How Svelte 5 Runes achieve a 58ms INP to outperform React 19 Fiber

Saturday 28 March 2026, 05:03 PM

How Svelte 5 Runes achieve a 58ms INP to outperform React 19 Fiber

Discover how Svelte 5's signal-based Runes bypass the Virtual DOM to achieve a 58ms INP, outperforming React 19 Fiber in high-frequency WebSocket UI updates.


If you've spent any time building modern web applications, you know that our expectations for user interfaces have fundamentally shifted. We are no longer just building static pages or simple CRUD dashboards. The applications we rely on today—whether it's collaborative SaaS platforms, real-time FinTech trading desks, or live IoT monitoring—demand continuous, high-frequency data streams.

For the past decade, the Virtual DOM has been our undisputed champion for managing these complex UI states. But as we look toward the next five to ten years of web development, a new reality is setting in: the abstraction that once saved us is starting to hold us back.

Recently, a definitive February 2026 benchmark by Matt Mickiewicz caught my attention, and it perfectly illustrates this paradigm shift. The test simulated a 10,000-row stock ticker receiving continuous 100ms WebSocket updates, forcing simultaneous mutations across 40% of the rows. It pitted React 19 against Svelte 5, and the results are a wake-up call for anyone thinking about architectural scalability.

The virtual DOM bottleneck

Let's look at the numbers. During a rigorous 60-second benchmark, React 19 struggled with a p95 Interaction to Next Paint (INP) spike of 142ms, along with a median INP of 68ms. In contrast, Svelte 5 maintained a median INP of just 24ms and a p95 spike of only 58ms.
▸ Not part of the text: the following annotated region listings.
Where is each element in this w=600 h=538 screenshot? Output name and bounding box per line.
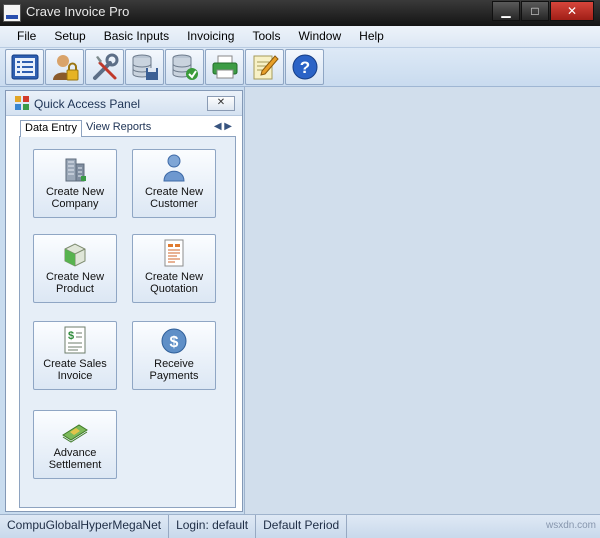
panel-header: Quick Access Panel ✕ <box>6 91 242 116</box>
backup-database-button[interactable] <box>125 49 164 85</box>
menu-help[interactable]: Help <box>350 26 393 47</box>
panel-tabs: Data Entry View Reports ◀ ▶ <box>16 120 238 137</box>
svg-text:$: $ <box>68 330 74 342</box>
data-entry-tab-content: Create New Company Create New Customer Cre… <box>19 136 236 508</box>
create-new-product-button[interactable]: Create New Product <box>33 234 117 303</box>
database-save-icon <box>132 54 158 80</box>
cash-bundle-icon <box>62 424 88 443</box>
window-title: Crave Invoice Pro <box>26 4 130 19</box>
tab-scroll-arrows[interactable]: ◀ ▶ <box>214 121 232 132</box>
tab-data-entry[interactable]: Data Entry <box>20 120 82 137</box>
tile-label-line1: Receive <box>154 358 194 370</box>
tile-label-line2: Product <box>56 283 94 295</box>
status-company: CompuGlobalHyperMegaNet <box>0 515 170 538</box>
menu-invoicing[interactable]: Invoicing <box>178 26 243 47</box>
help-icon: ? <box>292 54 317 80</box>
tile-label-line1: Create New <box>144 271 204 283</box>
minimize-button[interactable]: ▁ <box>492 1 520 21</box>
help-button[interactable]: ? <box>285 49 324 85</box>
close-button[interactable]: ✕ <box>550 1 594 21</box>
maximize-button[interactable]: □ <box>521 1 549 21</box>
quick-access-panel: Quick Access Panel ✕ Data Entry View Rep… <box>5 90 243 512</box>
user-lock-button[interactable] <box>45 49 84 85</box>
dollar-coin-icon: $ <box>161 328 187 354</box>
notes-button[interactable] <box>245 49 284 85</box>
tile-label-line2: Quotation <box>150 283 198 295</box>
status-login: Login: default <box>169 515 257 538</box>
notepad-pencil-icon <box>253 55 279 80</box>
create-sales-invoice-button[interactable]: $ Create Sales Invoice <box>33 321 117 390</box>
tile-label-line2: Payments <box>149 370 199 382</box>
tile-label-line2: Company <box>51 198 99 210</box>
menu-tools[interactable]: Tools <box>243 26 289 47</box>
menu-setup[interactable]: Setup <box>45 26 94 47</box>
restore-database-button[interactable] <box>165 49 204 85</box>
tile-label-line1: Create New <box>45 186 105 198</box>
list-view-button[interactable] <box>5 49 44 85</box>
person-icon <box>163 154 185 182</box>
tile-label-line1: Create New <box>144 186 204 198</box>
box-icon <box>64 243 86 267</box>
printer-icon <box>212 55 237 79</box>
tile-label-line1: Create New <box>45 271 105 283</box>
user-lock-icon <box>52 55 78 81</box>
create-new-company-button[interactable]: Create New Company <box>33 149 117 218</box>
invoice-dollar-icon: $ <box>64 326 86 354</box>
menu-file[interactable]: File <box>0 26 45 47</box>
building-icon <box>65 158 86 182</box>
svg-text:$: $ <box>170 334 179 351</box>
create-new-quotation-button[interactable]: Create New Quotation <box>132 234 216 303</box>
tile-label-line2: Settlement <box>48 459 102 471</box>
receive-payments-button[interactable]: $ Receive Payments <box>132 321 216 390</box>
print-button[interactable] <box>205 49 244 85</box>
list-view-icon <box>11 54 38 80</box>
status-period: Default Period <box>256 515 348 538</box>
title-bar: Crave Invoice Pro ▁ □ ✕ <box>0 0 600 26</box>
toolbar: ? <box>0 48 600 87</box>
tab-view-reports[interactable]: View Reports <box>82 120 155 135</box>
panel-title: Quick Access Panel <box>34 97 141 111</box>
panel-grid-icon <box>15 96 29 110</box>
menu-bar: File Setup Basic Inputs Invoicing Tools … <box>0 26 600 48</box>
create-new-customer-button[interactable]: Create New Customer <box>132 149 216 218</box>
mdi-workspace <box>244 87 600 514</box>
tools-icon <box>92 53 118 80</box>
quotation-document-icon <box>164 239 184 267</box>
tools-button[interactable] <box>85 49 124 85</box>
advance-settlement-button[interactable]: Advance Settlement <box>33 410 117 479</box>
database-restore-icon <box>172 54 198 80</box>
app-window: Crave Invoice Pro ▁ □ ✕ File Setup Basic… <box>0 0 600 538</box>
status-bar: CompuGlobalHyperMegaNet Login: default D… <box>0 514 600 538</box>
tile-label-line1: Create Sales <box>43 358 107 370</box>
watermark-text: wsxdn.com <box>545 520 596 531</box>
svg-text:?: ? <box>299 58 309 77</box>
tile-label-line1: Advance <box>53 447 97 459</box>
app-logo-icon <box>3 4 21 22</box>
panel-close-button[interactable]: ✕ <box>207 96 235 111</box>
tile-label-line2: Invoice <box>57 370 93 382</box>
menu-basic-inputs[interactable]: Basic Inputs <box>95 26 178 47</box>
menu-window[interactable]: Window <box>289 26 350 47</box>
tile-label-line2: Customer <box>150 198 198 210</box>
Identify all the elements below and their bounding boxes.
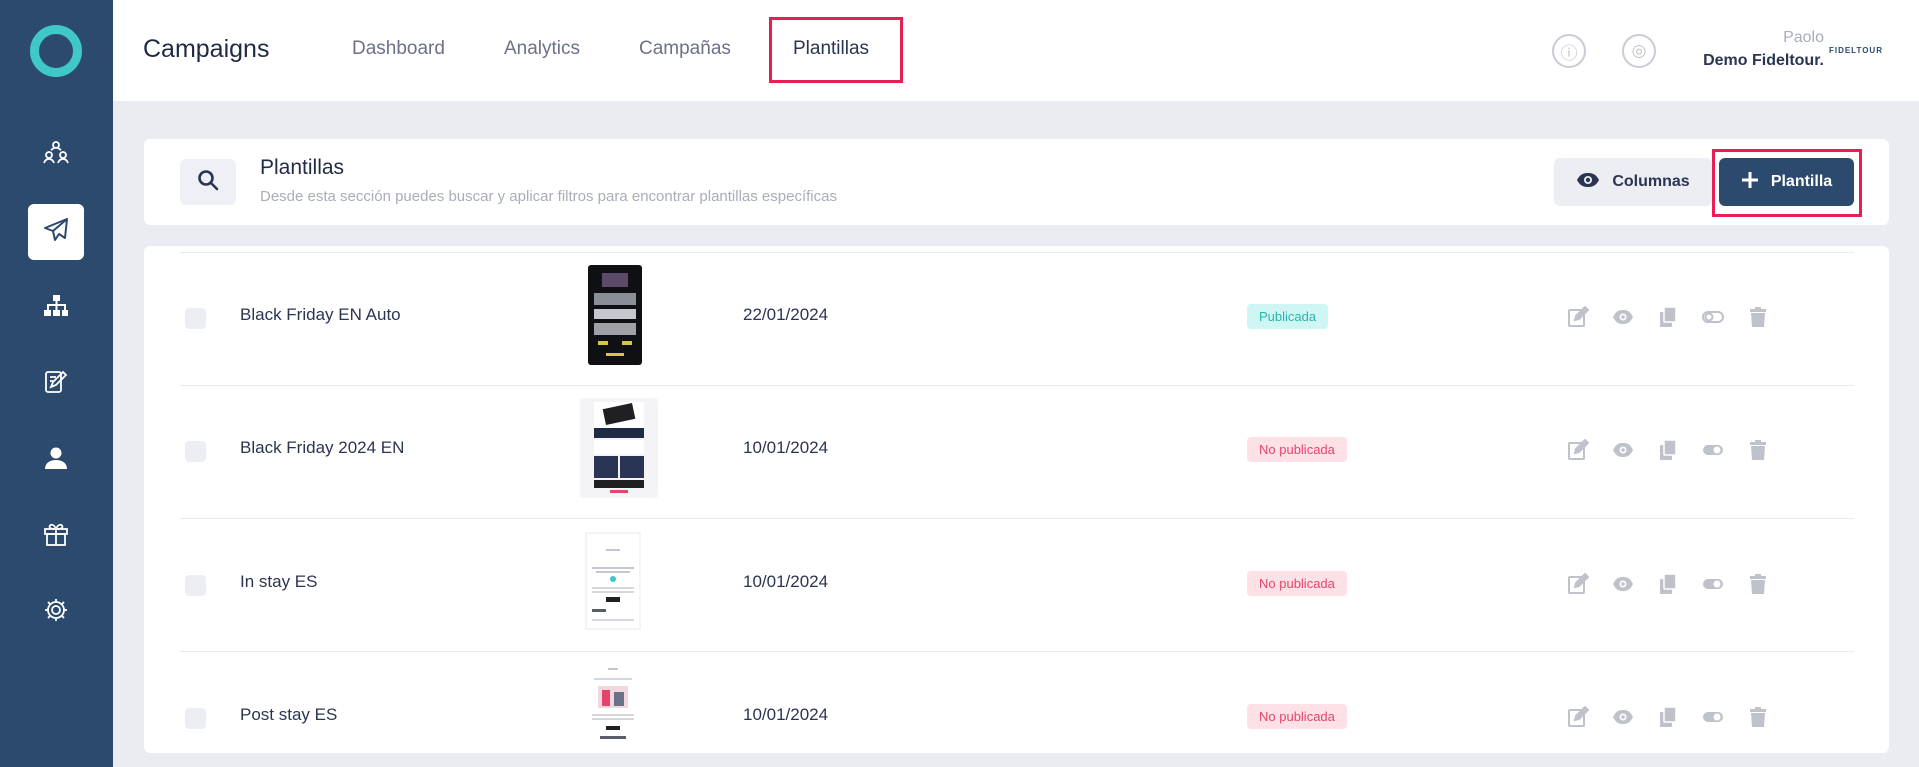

What’s fascinating isn't just the nearly 3x performance advantage for Svelte; it's the underlying cause of the latency. Svelte's minor 58ms spikes were attributed to standard JavaScript garbage collection pauses. React’s 142ms spikes, however, exposed a critical vulnerability in its architecture: Fiber scheduler overwhelm.

When that massive volume of genuine data mutation hit, React simply couldn't complete its complex virtual DOM tree-diffing process within a single 16.67ms animation frame. The framework had to allocate 10,000 Fiber nodes in memory just to mount the initial application. When you're pushing heavy WebSocket data, the sheer overhead of runtime reconciliation creates noticeable UI lag.

Signals and the post-VDOM paradigm

This is where Svelte 5's new architecture completely changes the game. By moving to explicit, signal-based reactivity with 'Runes' ($state, $derived, $effect), Svelte completely bypasses the Virtual DOM.

Instead of doing the heavy lifting at runtime, Svelte operates at compile-time. The compiler generates highly optimized JavaScript that surgically mutates only the exact bound DOM nodes when your data changes. Because it doesn't need to maintain a massive virtual tree in memory, Svelte 5 reduces the application's memory footprint by about 34% compared to React. Add in AST-level tree shaking, and bundle sizes shrink by over 30%.

We are witnessing an industry-wide consensus forming around this philosophy. The era of the Virtual DOM is giving way to explicit, fine-grained reactivity. Angular 21 recently transitioned to explicit Signals and a 'zoneless' change detection model, which yielded a 31% INP improvement for enterprise applications. Vue is also heavily investing in its own VDOM-less 'Vapor mode'. The entire ecosystem is moving closer to the metal.

What this means for the next decade of the web

Why does this matter outside of a benchmarking lab? Because the way we measure a successful user experience is changing. Google has officially made INP a Core Web Vital, meaning these micro-stutters now directly impact your SEO rankings and, consequently, your bottom line.

More importantly, as we integrate more AI-driven, real-time features into our products, our interfaces need to feel instantaneous. Accessibility and usability are inherently tied to performance. An interface that lags under the weight of its own updates is a frustrating experience that drives users away.

This doesn't mean React is going anywhere tomorrow. React 19, with its new Compiler and massive ecosystem, remains a pragmatic, dominant choice for standard enterprise monoliths. If you are building a traditional application, the React ecosystem is still an incredible asset.

However, if you are architecting an edge-native, high-throughput application where continuous data streams are a core business requirement, the calculus has changed. Direct DOM mutation isn't just a neat trick anymore; it is rapidly becoming the mandatory standard for scalable performance. As we build the next generation of the web, it's becoming clear that the fastest way to update the DOM is to just update the DOM.